Q. What professionals are on staff?
Urgent care centers may not have doctors on duty at all times. While some centers are staffed by family physicians or doctors with ER training, others only have doctors “on call” (such as a radiologist to read X-rays). Urgent care centers may be staffed by nurse practitioners or physician assistants trained to handle common medical problems. Their care might include doing blood work, giving X-rays, and providing oxygen.

Q. How long is the average wait time?
At urgent care centers, there is often just a short wait to see the doctor, nurse practitioner, or physician assistant. Short waits can be very important when caring for an older person.
In busy ERs, patients are triaged (the most serious cases are seen first). This means that if your family member’s illness is not the most serious, you might have to wait in the ER for many hours.

Q. Does the urgent care center accept insurance?
Urgent care centers accept many insurance plans.

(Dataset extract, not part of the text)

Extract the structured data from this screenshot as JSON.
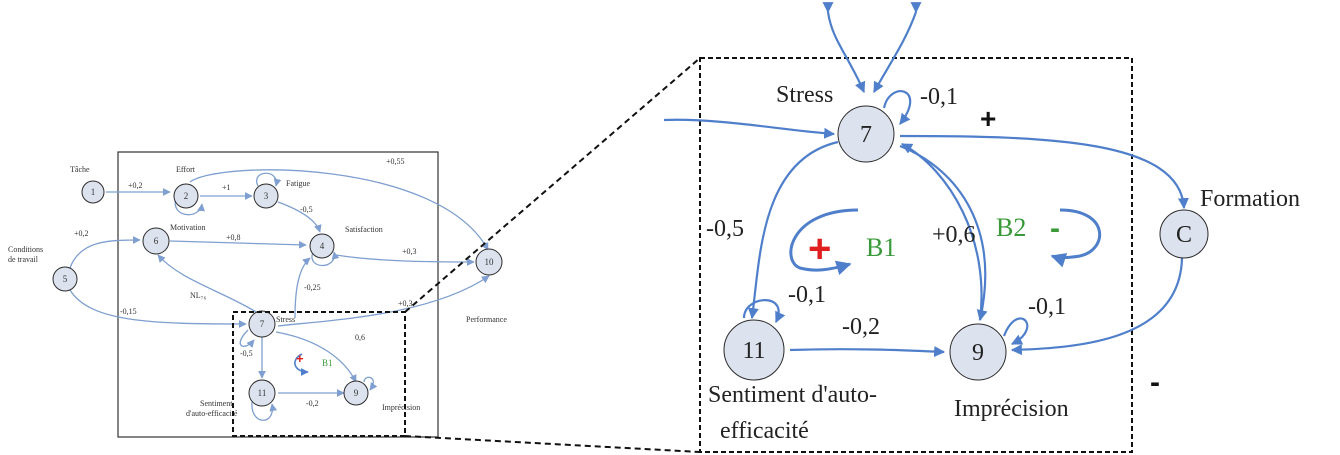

It is a good idea to find out ahead of time if your family member’s health plan has a contract with an urgent care center. If you go to an urgent care center that does not have such a contract, there might be higher fees for an “out-of-network” provider. Sometimes people go to an out-of-network urgent care center if the “in-network” one is far from the family member’s home.
It is important to know that urgent care centers do not have to treat everyone. This is different from a hospital ER, which is required by law to assess and, as needed, stabilize and treat everyone who seeks care – whether or not they can afford to pay. But urgent care centers are covered by antidiscrimination laws. They cannot refuse to see patients because of race, gender, religion, or sexual orientation.

Ask an urgent care center about its billing. If your family member does not have health insurance, then he or she may be billed at a higher rate. Even though an ER must treat all patients who show up, ER treatment is not free.

Q. Does the urgent care center provide medications
Doctors at urgent care centers can write prescriptions to fill at your pharmacy. In some states, nurse practitioners and physician assistants are allowed to write prescriptions at urgent care centers. Some urgent care centers can also give patients common medications like antibiotics (to treat infections). Some urgent care centers will not prescribe pain medications.